There is an alternative way of achieving the desired result. The House knows that we have entered upon a new phase of CommonwealthState relations, and thar we have been able to get together a standing committee of Attorneys-General, who will endeavour to achieve uniformity in one field after another. The task of formulating a new company law was attacked, and very successfully attacked. The AttorneysGeneral have now agreed upon the provisions of a very comprehensive company law which will be enacted by each State, and also by this Parliament for operation in the Territories. There will be a standing committee of Attorneys-General to see that it is kept in line and that we do not have aberrations in one State' or another in matters of principle, brought about by amendment.

I should have thought that this was an eminently practical and sensible way of achieving a very desirable result. Why should we put the people to the expense of a referendum if we can achieve the result otherwise?

Mr Calwell - You know it is a useless procedure.

Sir GARFIELD BARWICK - I know nothing of the kind. It will be very beneficial.

Let me now turn to the matter of restrictive trade practices. The suggestion of the Constitutional Review Committee is that we should re-establish the Inter-State Commission, which was never a success. In the few minutes I have left I will try to explain what limitations on the power of the Parliament are suggested in this recommendation. It would not give the Parliament an effective power at all. I, for one, would want to ensure, if I were making a change, that the Parliament's power with respect to these practices was much more significant than this committee suggests. The committee recommends in paragraph 142 -

(1)   The Commonwealth Parliament should have an express power in section 51 of the Constitution to make laws with respect to restrictive trade practices found by the Inter-State Commission to be, or likely to be, contrary to the public interest.

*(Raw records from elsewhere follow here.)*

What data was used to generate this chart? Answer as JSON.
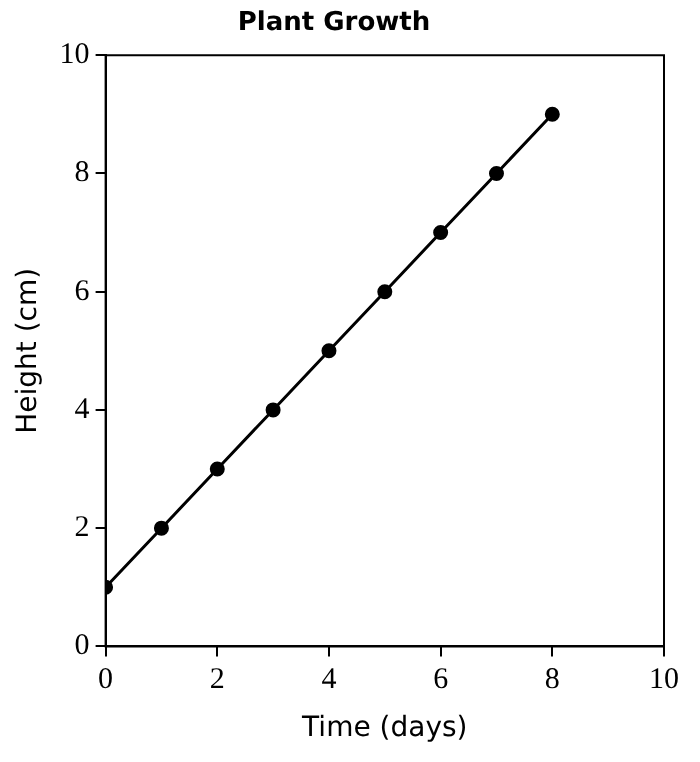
{
  "chart_data": {
    "type": "line",
    "title": "Plant Growth",
    "xlabel": "Time (days)",
    "ylabel": "Height (cm)",
    "x": [
      0,
      1,
      2,
      3,
      4,
      5,
      6,
      7,
      8
    ],
    "series": [
      {
        "color": "#000000",
        "values": [
          1,
          2,
          3,
          4,
          5,
          6,
          7,
          8,
          9
        ]
      }
    ],
    "xlim": [
      0,
      10
    ],
    "xticks": [
      0,
      2,
      4,
      6,
      8,
      10
    ],
    "ylim": [
      0,
      10
    ],
    "yticks": [
      0,
      2,
      4,
      6,
      8,
      10
    ],
    "grid": false,
    "legend": false,
    "marker": "circle",
    "line_style": "solid"
  }
}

Once you put those words into the Constitution the Parliament would be no longer in control of their meaning. The control would pass to the courts. That is the kind of thing that happened in America, where, after the passage of the Sherman Act, volumes of decisions and judge-made law accumulated. This has made the provisions in America governing restrictive practices and monopolies top-heavy, and the Justice Department, because of the great cost of litigation, is able to enforce rules which, perhaps, were not orginally intended. The committee further recommended, in paragraph 142, sub-paragraph (2) -

For the purposes of the power described in subparagraph (1) above, the Parliament should have power Vo make laws for referring questions to the Inter-State Commission for inquiry and report, and the Commission should be vested with power to make its inquiries and report to the Parliament.

The suggestion is that the power of this Parliament to make laws should depend on what the Inter-State Commission thinks and does. That is back to front. Why should this Parliament be at the mercy of the Inter-State Commission, both as to the interpretation of public interest and as to what should be done in a particular case? This recommendation makes the power to make laws contingent on what the Inter-State Commission thinks. It is a surprising recommendation, really.

I am chided here because I will not slavishly put to the people the proposals that are suggesed in this report. What I have been doing - and, I would have thought, rightly doing - is considering this report, together with my officers, and endeavouring to make up my mind - not in haste, I will agree, because it would be foolish to do it in haste - on whether these recommendations measure up to what I would think are basic requirements. Although I pay, as we are bound to pay, great tribute to the energy and the work of this committee, it must not be thought that because the members of the committee said something unanimously, it must be so right that the Government is bound to launch a series of referenda. In considering what is right in relation to this document we must always apply this test: What will best protect the freedom and the liberty of the people? That, after all, is the basic consideration.